Since Uncle Wei was appointed chairman of the city, he's been around less and less. Talulah asks Aunt Fumizuki about it—

She purses her lips, and makes a clucking tut-tut sound with her tongue. "That husband of mine," she says. "He's really too much, sometimes. But he's doing everything he can to make sure there's a future for you and Hui-chieh in this city, Tal, I promise."

Talulah frowns at her. "Just for me and Hui-chieh, though?"

"And everyone," she adds, her mouth thinning. "But there's a lot of negotiations that keep a city like Lungmen running."

Right. Compromise. Everyone tells her to compromise; even Hui-chieh, whose version at least is just insistence that she take care of herself—that she's only one girl against a whole city. But so many people die every single day; Talulah has never functioned under the illusion that she matters any more than any of them, because for so much of her life her acceptance has been conditional. At any point, she can become disposable, as much as Auntie Fumizuki cares for her; as much as Uncle Wei has invested in her education.

Hui-chieh is the one who has a path prepared for her, making connections at school, training with Uncle Wei's famous sword. Hui-chieh is the one who will dictate the future of this city—so Talulah will do her best, as her loving sister, to make sure that the city she inherits is deserving of the hidden gentleness that no one allows her.


"Shit. Shit, Tal, I came as fast as I could, but—"

Talulah laughs, weakly, when Hui-chieh finds her, tucked into the corner of an abandoned building in the slums, one hand clapped over her bleeding thigh. "You found me. That's enough. Have you even been out here, before?"

Hui-chieh rolls her eyes, and makes an exasperated sound. "If you're going to ask me to come to your rescue, I'm going to do it properly and know where your safehouse is. Come on."
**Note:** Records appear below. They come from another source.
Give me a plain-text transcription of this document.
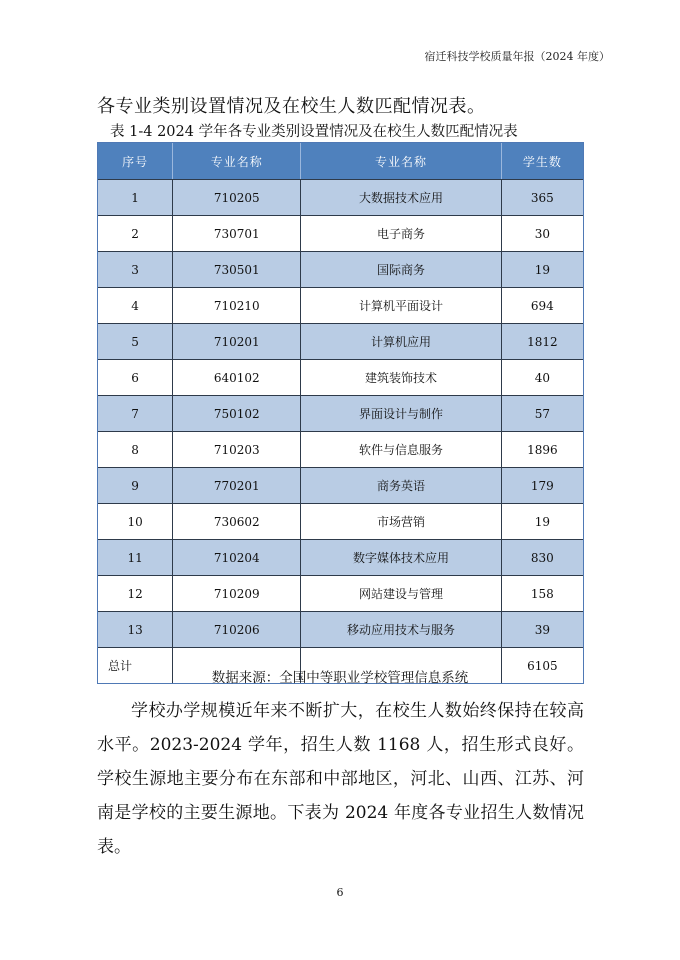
宿迁科技学校质量年报（2024 年度）
各专业类别设置情况及在校生人数匹配情况表。
表 1-4 2024 学年各专业类别设置情况及在校生人数匹配情况表
序号	专业名称	专业名称	学生数
1	710205	大数据技术应用	365
2	730701	电子商务	30
3	730501	国际商务	19
4	710210	计算机平面设计	694
5	710201	计算机应用	1812
6	640102	建筑装饰技术	40
7	750102	界面设计与制作	57
8	710203	软件与信息服务	1896
9	770201	商务英语	179
10	730602	市场营销	19
11	710204	数字媒体技术应用	830
12	710209	网站建设与管理	158
13	710206	移动应用技术与服务	39
总计			6105
数据来源：全国中等职业学校管理信息系统
学校办学规模近年来不断扩大，在校生人数始终保持在较高水平。2023-2024 学年，招生人数 1168 人，招生形式良好。学校生源地主要分布在东部和中部地区，河北、山西、江苏、河南是学校的主要生源地。下表为 2024 年度各专业招生人数情况表。
6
"No." Talulah shakes her head. "I called you, because—listen. This is goodbye. I have to disappear—they're going to be after me. This isn't just gangs or scuffles with the L.G.D., those black raincoats were assassins. And if I die, I die, but at least—"

"Don't say that," hisses Hui-chieh, fiercely. "There has to be something I can do. I'm not just leaving you, Tal. Even if they're Uncle Wei's men—especially if he's abandoned you—I'm not leaving you. We can get you out of the city—"

"And go where?"

Hui-chieh shakes her head, her mouth set in an grimace belied by the tears rimming her eyes. "Anywhere where we can live, Talulah. Or do you not want to look at me anymore, either?" She runs a hand backwards through her hair, shaking her head angrily. "Why do you think I do anything I do, Tal? I want to be able to do something for the people of this city, but you've always been a part of that!"

"Hui-chieh," says Talulah, quietly.

She just threads her arm under her sister's, hauling Talulah to her feet. "I don't know what we're doing. But I can do something, this time. If he's done with you, he's going to have to go through me."

Between the two of them, Talulah knows the ways to get around, and Hui-chieh's got an offroader stashed for weekends; they can get out of here. Hui-chieh knows it's far from a foolproof plan. They're two new twentysomethings, not survivalists, and it doesn't take a genius to figure out that they might be escaping the city. So when they make temporary camp for the night, and she lets Talulah sleep while she takes watch, it's not surprising to her when lights approach.

What is surprising is who shows up, and what he says to her.


"Ah," says her host. "You were right not to trust Wei Yenwu, girl; the tales I could tell you about what he's done to make his power in Lungmen nigh-unassailable. You and your sister have just been scratching the surface. But if you really want to make Lungmen a place where both you and your sister can live—there's still plenty that can be done."

She knows she's being manipulated. Cornered, even. But what he told her, about her uncle—she can believe it, and that's the worst part. She knows, deep down, every bit of it is true.

She's spent so much of her life waiting; so much time swallowing down her anger and her sadness because it was inconvenient to all the best laid plans of everyone around her, made on her behalf. But now it's time for her to make her own plans, she thinks.

"Right," says Ch'en Hui-chieh. "What do I have to do?"